Bell has accused the company of not concentrating enough resources in Durham.

In the storm's aftermath, the information Duke Power supplied "was often too general to give any value to emergency management operations," Bell said.

E.O. Ferrell, a Duke Power senior vice president, responded that while the company's "communication with the elected officials and with the emergency centers did not function the way we would have liked," the utility's efforts were hampered by the magnitude of damage in the western Triangle.

Earlier this week, Duke Power joined CP&L officials at a hearing before state regulators in Raleigh where both companies defended their emergency protocol.

Complaints have poured in from the western Triangle, where 147,000 customers were affected and power-restoration efforts were the slowest in the Carolinas. One week after the storm, 20,000 remained without power in Durham and 8,100 in Chapel Hill.

Duke Power used 11,000 workers to restore power to more than 1.3 million customers left in the dark in the Carolinas.

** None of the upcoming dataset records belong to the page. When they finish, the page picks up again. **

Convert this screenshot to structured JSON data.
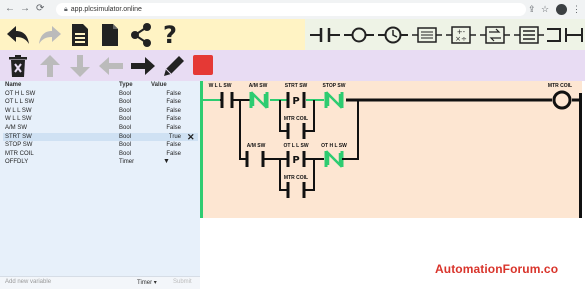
{
  "browser": {
    "url": "app.plcsimulator.online"
  },
  "toolbar_top": {
    "left_buttons": [
      "undo-icon",
      "redo-icon",
      "document-icon",
      "new-file-icon",
      "share-icon",
      "help-icon"
    ],
    "right_buttons": [
      "contact-no-icon",
      "coil-icon",
      "timer-icon",
      "compare-icon",
      "math-icon",
      "move-icon",
      "counter-icon",
      "branch-icon",
      "wire-icon"
    ]
  },
  "toolbar_second": {
    "buttons": [
      "delete-icon",
      "arrow-up-icon",
      "arrow-down-icon",
      "arrow-left-icon",
      "arrow-right-icon",
      "pencil-icon",
      "stop-icon"
    ],
    "accent_stop": "#e53935"
  },
  "variables": {
    "headers": {
      "name": "Name",
      "type": "Type",
      "value": "Value"
    },
    "rows": [
      {
        "name": "OT H L SW",
        "type": "Bool",
        "value": "False"
      },
      {
        "name": "OT L L SW",
        "type": "Bool",
        "value": "False"
      },
      {
        "name": "W L L SW",
        "type": "Bool",
        "value": "False"
      },
      {
        "name": "W L L SW",
        "type": "Bool",
        "value": "False"
      },
      {
        "name": "A/M SW",
        "type": "Bool",
        "value": "False"
      },
      {
        "name": "STRT SW",
        "type": "Bool",
        "value": "True"
      },
      {
        "name": "STOP SW",
        "type": "Bool",
        "value": "False"
      },
      {
        "name": "MTR COIL",
        "type": "Bool",
        "value": "False"
      },
      {
        "name": "OFFDLY",
        "type": "Timer",
        "value": ""
      }
    ],
    "add_placeholder": "Add new variable",
    "add_type": "Timer",
    "submit_label": "Submit"
  },
  "ladder": {
    "labels": {
      "wll": "W L L SW",
      "am_top": "A/M SW",
      "strt": "STRT SW",
      "stop": "STOP SW",
      "mtr_coil_out": "MTR COIL",
      "mtr_coil_1": "MTR COIL",
      "am_bot": "A/M SW",
      "otll": "OT L L SW",
      "othl": "OT H L SW",
      "mtr_coil_2": "MTR COIL"
    },
    "powered_color": "#2ecc71"
  },
  "watermark": "AutomationForum.co"
}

Many of the 5,200 linemen recruited from other utilities didn't arrive in the Triangle until two days after the storm.

Ferrell said that the company tried to secure backup personnel the day the storm blew into town, but that officials at neighboring utilities were not willing to release crews because they, too, were in the path of the storm.

Several former and current Duke Power employees who spoke Thursday lauded the company's response to the colossal blackout and pinned blame on the trees - those towering pines and oaks with overgrown limbs that smashed into power lines. Duke Power's estimated costs are more than $115 million, which company officials say will be absorbed internally.

Other speakers said they weren't upset with the linemen, but with company management.

Muna Mujahid complained that company officials refused to give her a one-week extension on her bill even though she was without power for eight days.

"I couldn't afford to go to a hotel so I just had to brave it out," she said.

To avoid a repeat disaster, Durham and Chapel Hill government officials are investigating options to bury power lines. But Ferrell said Monday that in 1991 his company studied using underground lines for its entire 52-mile power distribution system and the estimated cost was $15 billion. That cost would be passed on to the consumer, he said.

Other hearings before the commission will be held next month in Raleigh, Greensboro, Charlotte, Salisbury and Henderson.